End of January 2019 numerous news media and magazines reported that the MMA Club would be threatened with closure. It was reported that the Munich City Utilities company would plan to demolish the power plant from the 1930s already in summer 2019 and erect 85 apartments and company-owned dwellings instead. This meant that 50 to 80 employees of MMA as well as a number of exhibiting artists on the compound would be at risk of losing their job or workplace. Several initiatives and media called on the music and cultural scene to resist against the decision. This includes an appeal of the club owners to draw attention to the threat of closure of the club by using the hashtag #SaveMMA. An online petition that was initiated by guests of the MMA and addressed to Munich's city council demanded the preservation of this internationally renowned cultural site.

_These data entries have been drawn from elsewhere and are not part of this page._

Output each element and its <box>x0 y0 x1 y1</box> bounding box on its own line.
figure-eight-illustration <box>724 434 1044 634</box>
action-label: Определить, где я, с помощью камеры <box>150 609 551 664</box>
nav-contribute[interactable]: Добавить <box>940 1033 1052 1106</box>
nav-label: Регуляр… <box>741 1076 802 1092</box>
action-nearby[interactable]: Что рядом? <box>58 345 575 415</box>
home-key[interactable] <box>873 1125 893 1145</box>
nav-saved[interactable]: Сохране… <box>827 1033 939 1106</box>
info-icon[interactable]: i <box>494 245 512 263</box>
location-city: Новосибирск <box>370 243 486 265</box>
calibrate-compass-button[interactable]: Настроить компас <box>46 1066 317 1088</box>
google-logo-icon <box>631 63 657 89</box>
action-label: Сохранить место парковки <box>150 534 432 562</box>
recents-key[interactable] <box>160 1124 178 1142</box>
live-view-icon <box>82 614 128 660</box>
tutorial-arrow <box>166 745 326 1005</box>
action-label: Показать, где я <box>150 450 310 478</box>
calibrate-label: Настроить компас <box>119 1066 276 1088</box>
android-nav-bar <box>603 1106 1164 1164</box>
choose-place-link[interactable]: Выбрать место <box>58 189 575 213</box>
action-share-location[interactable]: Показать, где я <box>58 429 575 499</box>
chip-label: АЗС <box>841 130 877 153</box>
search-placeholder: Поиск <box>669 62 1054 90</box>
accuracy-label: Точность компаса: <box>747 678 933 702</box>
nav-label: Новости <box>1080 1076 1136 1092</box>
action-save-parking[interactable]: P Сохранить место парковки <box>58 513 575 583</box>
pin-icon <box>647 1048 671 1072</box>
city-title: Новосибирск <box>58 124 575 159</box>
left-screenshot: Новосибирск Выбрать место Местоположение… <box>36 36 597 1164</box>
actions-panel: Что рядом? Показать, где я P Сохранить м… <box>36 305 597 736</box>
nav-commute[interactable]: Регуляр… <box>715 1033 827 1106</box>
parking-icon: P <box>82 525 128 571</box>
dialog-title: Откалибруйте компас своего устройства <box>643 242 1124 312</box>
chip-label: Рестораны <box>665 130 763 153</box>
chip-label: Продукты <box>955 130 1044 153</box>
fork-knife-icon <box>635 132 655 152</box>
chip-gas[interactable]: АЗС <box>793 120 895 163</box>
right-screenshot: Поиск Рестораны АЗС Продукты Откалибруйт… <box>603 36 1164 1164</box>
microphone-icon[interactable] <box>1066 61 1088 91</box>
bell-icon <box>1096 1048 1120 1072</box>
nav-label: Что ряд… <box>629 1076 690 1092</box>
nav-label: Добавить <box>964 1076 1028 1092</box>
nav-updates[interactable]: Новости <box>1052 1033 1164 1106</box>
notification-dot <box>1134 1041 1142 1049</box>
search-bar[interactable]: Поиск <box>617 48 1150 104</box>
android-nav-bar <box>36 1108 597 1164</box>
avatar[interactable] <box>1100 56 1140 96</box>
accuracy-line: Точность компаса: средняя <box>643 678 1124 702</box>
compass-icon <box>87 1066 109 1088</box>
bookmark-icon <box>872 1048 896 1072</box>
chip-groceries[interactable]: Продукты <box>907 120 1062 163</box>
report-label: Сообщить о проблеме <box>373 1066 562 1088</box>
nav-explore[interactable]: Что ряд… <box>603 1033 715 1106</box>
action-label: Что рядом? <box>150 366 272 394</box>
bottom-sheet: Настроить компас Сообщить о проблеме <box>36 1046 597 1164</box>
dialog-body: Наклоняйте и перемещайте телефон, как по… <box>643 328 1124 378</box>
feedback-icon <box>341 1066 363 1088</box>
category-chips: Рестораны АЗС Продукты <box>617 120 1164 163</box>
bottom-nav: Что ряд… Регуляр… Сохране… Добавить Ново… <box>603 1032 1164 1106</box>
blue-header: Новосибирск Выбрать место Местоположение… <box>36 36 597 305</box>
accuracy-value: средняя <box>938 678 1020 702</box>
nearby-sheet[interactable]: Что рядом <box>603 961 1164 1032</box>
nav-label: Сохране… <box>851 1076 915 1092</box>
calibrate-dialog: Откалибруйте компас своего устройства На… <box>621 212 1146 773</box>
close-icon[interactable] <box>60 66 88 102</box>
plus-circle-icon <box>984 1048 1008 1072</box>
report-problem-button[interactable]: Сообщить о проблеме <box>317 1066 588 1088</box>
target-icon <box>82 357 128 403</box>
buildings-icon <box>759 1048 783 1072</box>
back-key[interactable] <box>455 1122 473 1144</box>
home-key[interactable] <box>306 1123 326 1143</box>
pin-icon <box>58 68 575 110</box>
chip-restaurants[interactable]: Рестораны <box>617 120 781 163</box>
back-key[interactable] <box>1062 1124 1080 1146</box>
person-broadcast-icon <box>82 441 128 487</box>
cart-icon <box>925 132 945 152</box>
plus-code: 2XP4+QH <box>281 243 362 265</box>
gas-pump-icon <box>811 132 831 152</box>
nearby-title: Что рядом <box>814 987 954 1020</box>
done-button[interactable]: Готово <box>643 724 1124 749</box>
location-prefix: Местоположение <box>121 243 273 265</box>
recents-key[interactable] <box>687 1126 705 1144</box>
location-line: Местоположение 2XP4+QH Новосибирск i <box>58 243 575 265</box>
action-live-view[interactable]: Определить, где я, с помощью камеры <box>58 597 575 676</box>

The initiators of the online petition argued that Munich would need this kind of location for the arts and culture scene more than other cities due to the strong gentrification, and demanded that art and culture and new living space should not be played off against each other. Eventually the petition against the closure of MMA was signed by more than 11,000 supporters from 34 countries. The artist community of 30 people that also resided in the old power plant and thus was hit by the closure of their workplace as well organized a protest march against their displacement. Many of the artists left Munich after MMA was closed down because they could not find new studios in the city.

== DJs and music ==
MMA almost exclusively featured internationally known DJs and live acts, such as Richie Hawtin, Adam Beyer, Ben Sims, Anthony Rother, Terence Fixmer, Len Faki, Ben Klock, Marcel Dettmann, Nina Kraviz, Amelie Lens, Maceo Plex, Johannes Heil, Extrawelt, I Hate Models, Charlotte de Witte, Gregor Tresher and Alan Fitzpatrick, among many others. Residents of MMA included Javier Bähr, Svar, Paul and The Hungry Wolf, Essika and Marcella. Because of the similar lineup, it was often labeled as "the Berghain of the south." Club nights there lasted at least until 10 am, but could also last 48 hours at a stretch.

== Concept ==
Mixed Munich Arts was not only a techno club, but in accordance with the given name also intended as a space that brings electronic music and avant-garde art together. The owners described this as follows: "string quartets meet graffiti, photo vernissages meet interactive performances, video artists meet techno DJs. In this spirit, MMA also regularly hosted cultural events beyond the techno nights like theatrical performances, concerts, art exhibitions, graffiti exhibitions and street food markets, or Christmas markets for hip-hop fans.

== Subsidiaries ==
=== Bora Beach ===
Since 2017 MMA also administered a beach bar on Munich's Praterinsel island, where minimal electro was played by live DJs, and adults could enjoy cocktails and vegan food; sand toys were offered for children. The music at this venue oriented itself to the main club, but was more relaxed.

=== Electric Elephant ===
The club also operated the restaurant Electric Elephant at the power plant. The restaurant offered Indian cuisine, was furnished in a minimalist way, and had an open-air lounge area. Previously, MMA had cooperated with an Italian restaurant in the same place.

== Reception ==
MMA and its events were regularly covered by the media and tourist guides. The club was ranked among the best clubs in Germany, as well as among the best clubs in the world. Resident Advisor ranked it as one of Munich's top clubs (third place as of August 2017). The techno club has been described by The Guardian as a "towering techno temple that rivals any in Berlin". At the Munich Nightlife Awards the club was awarded first place in the "music" category and second place in the "booking" category in 2016, and defended this position the following year.